Please make sure you have the correct access rights
and the repository exists.

At first, I assumed my internet had a hick-up, so I just ran the command again, only to be greeted by the same error message as before.

As it turns out, the holiday resort I was in was blocking basically anything that wasn’t normal http requests, which use port 80 and 443 for http and https.

Connecting ssh over another port

Thankfully both GitHub and GitLab offer a solution for this problem. Both have an alternative ssh server, that you can ssh to on port 443. To use it, you need to change your ssh config, which you can find in ~/.ssh/config.

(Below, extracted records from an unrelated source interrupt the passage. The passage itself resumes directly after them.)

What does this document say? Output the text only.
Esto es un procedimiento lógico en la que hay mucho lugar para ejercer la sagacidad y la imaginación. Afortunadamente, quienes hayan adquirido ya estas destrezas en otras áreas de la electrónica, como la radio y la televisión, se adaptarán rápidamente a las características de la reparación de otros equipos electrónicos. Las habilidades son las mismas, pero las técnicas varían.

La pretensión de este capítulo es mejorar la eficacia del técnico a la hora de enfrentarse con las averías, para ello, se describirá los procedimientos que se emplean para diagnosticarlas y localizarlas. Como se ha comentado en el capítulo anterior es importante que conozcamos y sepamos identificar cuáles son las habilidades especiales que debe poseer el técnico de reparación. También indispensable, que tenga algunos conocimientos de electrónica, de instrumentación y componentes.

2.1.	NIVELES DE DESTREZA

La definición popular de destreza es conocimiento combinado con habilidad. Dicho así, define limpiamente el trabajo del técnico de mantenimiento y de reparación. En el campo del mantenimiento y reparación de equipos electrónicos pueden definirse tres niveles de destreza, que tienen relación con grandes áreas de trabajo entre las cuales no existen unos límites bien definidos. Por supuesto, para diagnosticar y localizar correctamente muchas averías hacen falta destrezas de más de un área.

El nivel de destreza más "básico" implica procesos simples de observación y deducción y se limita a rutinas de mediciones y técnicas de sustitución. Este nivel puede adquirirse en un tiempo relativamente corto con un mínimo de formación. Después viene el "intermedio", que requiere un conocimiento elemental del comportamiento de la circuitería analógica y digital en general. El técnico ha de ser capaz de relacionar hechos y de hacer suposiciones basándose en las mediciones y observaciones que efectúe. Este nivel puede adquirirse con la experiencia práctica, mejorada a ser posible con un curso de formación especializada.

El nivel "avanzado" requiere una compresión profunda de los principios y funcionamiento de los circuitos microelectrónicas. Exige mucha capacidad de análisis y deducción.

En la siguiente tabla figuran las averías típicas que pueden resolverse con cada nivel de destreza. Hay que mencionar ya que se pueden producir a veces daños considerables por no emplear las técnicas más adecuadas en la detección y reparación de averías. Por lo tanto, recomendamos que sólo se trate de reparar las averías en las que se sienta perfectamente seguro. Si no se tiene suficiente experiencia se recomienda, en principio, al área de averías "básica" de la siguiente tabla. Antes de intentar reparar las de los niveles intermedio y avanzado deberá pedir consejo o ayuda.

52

Add the following bits in your ssh config for either GitLab or GitHub. The Host <url> part tells us the next bit of config is for that host. The Hostname part makes your ssh use this for host instead of the original one. The User key give it the user (which is git by default, but we specify it to be sure. And finally the Port is the bit that helps us out, as we will now ssh over port 443. If you attempt to just change the SSH port to 443, but keep the normal host, that unfortunately won’t work, as the normal servers only accept ssh over port 22.

# GitLab config
Host gitlab.com
    Hostname altssh.gitlab.com
    User git
    Port 443

# GitHub config
Host github.com
    Hostname ssh.github.com
    Port 443
    User git

Once your holiday is over, and your back home, you can just remove the config you added, and you’re back on the original GitHub or GitLab servers.